L’alerte, comme le rapporte Le Monde ce mercredi, est venue du SNES-FSU : le 22 juin, le principal syndicat des professeurs du secondaire tweetait ce message : « Consigne de l’inspection générale d’histoire-géographie aux correcteurs : faire remonter les propos antisémites, racistes et djihadistes trouvés dans les copies. » Puis ce commentaire acerbe : « Les enseignants sont des fonctionnaires responsables et compétents qui n’ont pas besoin d’appel à la délation pour accomplir leur travail. »


Contacté par le quotidien, l’entourage de la ministre de l’Éducation Najat Vallaud-Belkacem reconnaît que des inspecteurs pédagogiques auraient « peut-être péché par excès de zèle, faisant preuve de maladresse dans leurs conseils », mais dans le but de faciliter la tâche des enseignants.

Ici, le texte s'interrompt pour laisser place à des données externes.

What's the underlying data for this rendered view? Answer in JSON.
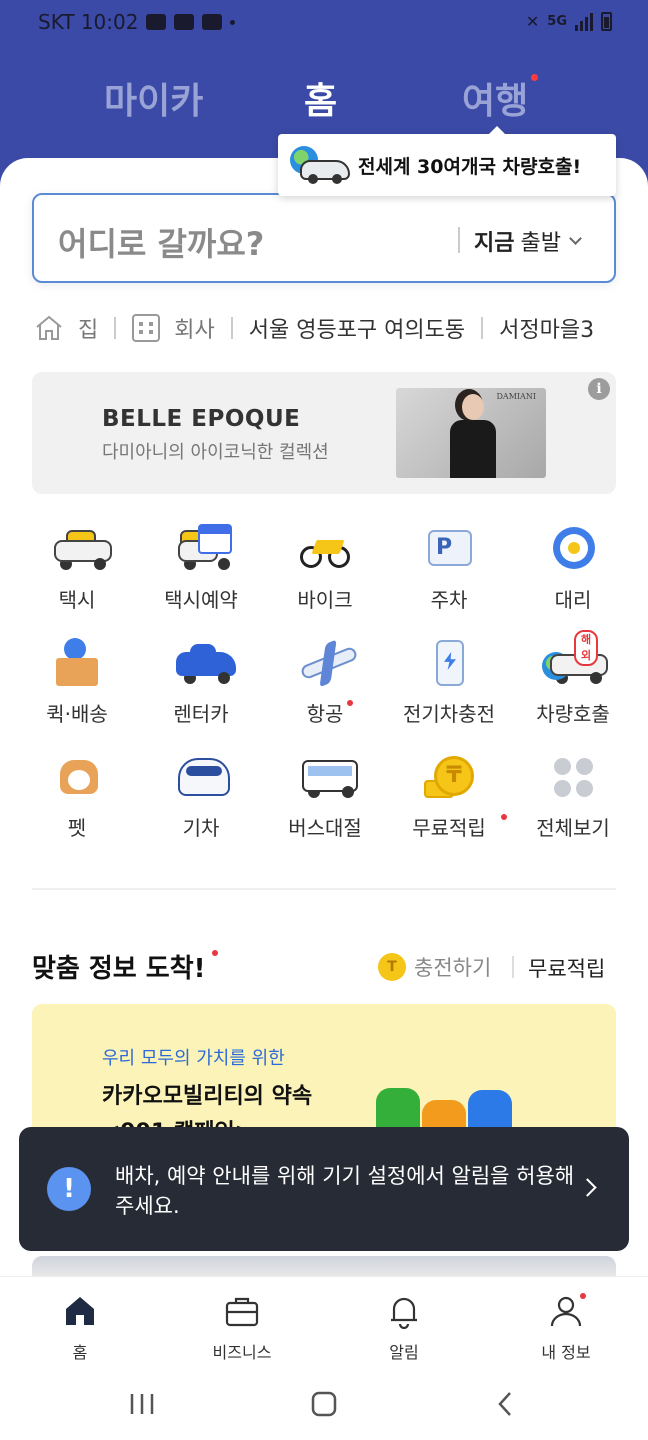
{
  "status_bar": {
    "carrier_time": "SKT 10:02",
    "network": "5G"
  },
  "top_tabs": [
    {
      "label": "마이카",
      "active": false
    },
    {
      "label": "홈",
      "active": true
    },
    {
      "label": "여행",
      "active": false,
      "has_badge": true
    }
  ],
  "tooltip": {
    "text": "전세계 30여개국 차량호출!",
    "icon": "globe-car-icon"
  },
  "search": {
    "placeholder": "어디로 갈까요?",
    "depart_bold": "지금",
    "depart_rest": "출발"
  },
  "shortcuts": [
    {
      "label": "집",
      "icon": "home-icon"
    },
    {
      "label": "회사",
      "icon": "office-icon"
    },
    {
      "label": "서울 영등포구 여의도동"
    },
    {
      "label": "서정마을3"
    }
  ],
  "banner": {
    "title": "BELLE EPOQUE",
    "subtitle": "다미아니의 아이코닉한 컬렉션",
    "image_brand": "DAMIANI",
    "info_glyph": "i"
  },
  "services": [
    {
      "label": "택시",
      "icon": "taxi-icon"
    },
    {
      "label": "택시예약",
      "icon": "taxi-reservation-icon"
    },
    {
      "label": "바이크",
      "icon": "bike-icon"
    },
    {
      "label": "주차",
      "icon": "parking-icon"
    },
    {
      "label": "대리",
      "icon": "designated-driver-icon"
    },
    {
      "label": "퀵·배송",
      "icon": "delivery-icon"
    },
    {
      "label": "렌터카",
      "icon": "rental-car-icon"
    },
    {
      "label": "항공",
      "icon": "airplane-icon",
      "badge": true
    },
    {
      "label": "전기차충전",
      "icon": "ev-charger-icon"
    },
    {
      "label": "차량호출",
      "icon": "overseas-car-icon",
      "tag": "해외"
    },
    {
      "label": "펫",
      "icon": "pet-icon"
    },
    {
      "label": "기차",
      "icon": "train-icon"
    },
    {
      "label": "버스대절",
      "icon": "bus-charter-icon"
    },
    {
      "label": "무료적립",
      "icon": "coin-icon",
      "badge": true
    },
    {
      "label": "전체보기",
      "icon": "view-all-icon"
    }
  ],
  "custom_info": {
    "title": "맞춤 정보 도착!",
    "charge_coin": "T",
    "charge_label": "충전하기",
    "free_label": "무료적립"
  },
  "promo": {
    "subtitle": "우리 모두의 가치를 위한",
    "title": "카카오모빌리티의 약속",
    "campaign": "<991 캠페인>"
  },
  "toast": {
    "icon_glyph": "!",
    "message": "배차, 예약 안내를 위해 기기 설정에서 알림을 허용해주세요."
  },
  "bottom_nav": [
    {
      "label": "홈",
      "icon": "home-icon",
      "active": true
    },
    {
      "label": "비즈니스",
      "icon": "briefcase-icon"
    },
    {
      "label": "알림",
      "icon": "bell-icon"
    },
    {
      "label": "내 정보",
      "icon": "person-icon",
      "badge": true
    }
  ],
  "colors": {
    "header_bg": "#3b4aa6",
    "accent_blue": "#5b8bd6",
    "badge_red": "#e8383d",
    "toast_bg": "#272b36",
    "promo_bg": "#fbf3b8"
  }
}
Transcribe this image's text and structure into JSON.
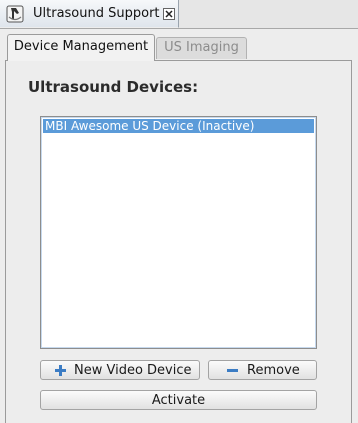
{
  "view_tab": {
    "title": "Ultrasound Support",
    "icon": "ultrasound-probe-icon",
    "close_icon": "close-icon"
  },
  "tabs": [
    {
      "label": "Device Management",
      "active": true
    },
    {
      "label": "US Imaging",
      "active": false
    }
  ],
  "device_management": {
    "section_title": "Ultrasound Devices:",
    "devices": [
      {
        "label": "MBI Awesome US Device (Inactive)",
        "selected": true
      }
    ],
    "buttons": {
      "new_device": {
        "label": "New Video Device",
        "icon": "plus-icon"
      },
      "remove": {
        "label": "Remove",
        "icon": "minus-icon"
      },
      "activate": {
        "label": "Activate"
      }
    }
  },
  "colors": {
    "selection": "#5b9bd9",
    "icon_blue": "#3b7cc4",
    "window_bg": "#ededed"
  }
}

« Nous aider dans le travail d’évaluation, ce n’est pas une mauvaise idée », réagit une correctrice aguerrie du bac auprès du « Monde ». « Mais pourquoi, alors, nous demander de scanner la portion des copies contenant les propos en question, et de l’envoyer à l’inspecteur pédagogique régional avec le numéro d’anonymat du candidat ? [...] Ce n’est pas à nous d’alimenter les fichiers S ! »

« L’inquiétude sociale vis-à-vis des phénomènes de radicalisation de certains jeunes se reporte, comme d’habitude, sur les enseignants », déplore Amélie Hart-Hutasse, coresponsable du groupe histoire-géographie au SNES-FSU.

Source : L’Obs qui ne semble s’offusquer que du fait qu’il faille dénoncer à la hiérarchie les propos « djihadistes », seuls mentionnés dans son titre, pas des propos antisémites ni racistes (aucun guillemet). Le syndicat SNES-FSU ne met entre guillemets que le mot « djihadistes ».